The Peterson Institute just published a new Working Paper in which Tianlei Huang and I observe the evolving ownership patterns of China's largest companies over the decade-long period since Xi Jinping took over. Click here to download in PDF format in case the previous link is broken.
In contrast to a cliché narrative of the Chinese state crushing the private sector, we find that this period has actually been the first time since 1949 of significant private-sector inroads into the higher ranks of China's corporate sector, not due to particularly favorable policy (we don't question the fact that SOEs are favored by many government decisions) but rather thanks to the remarkable entrepreneurial dynamism that continues to exist in China.
The paper is based on novel analysis of company-level disclosures which does not rely at all on Chinese official statistics.
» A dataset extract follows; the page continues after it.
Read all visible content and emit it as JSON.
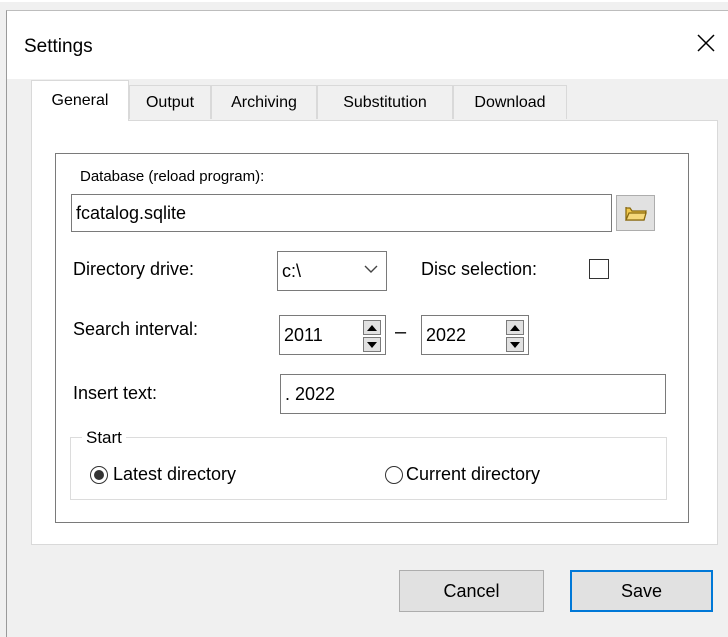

Two overlapping datasets are used: one of the 100+ largest Chinese companies by revenue, based on Fortune Global 500 rankings; and the other of Top 100 largest Chinese listed companies by market capitalization, irrespective of listing venue (e.g. Shanghai, Shenzhen, Hong Kong, New York) and including variable-interest-entity arrangements such as Alibaba's. In both cases, we find a steady increase of the relative share of the private sector against that of the state sector, even though we use a conservative definition of the former - any company in which the Chinese government owns more than 10 percent of equity capital is considered state sector under our methodology.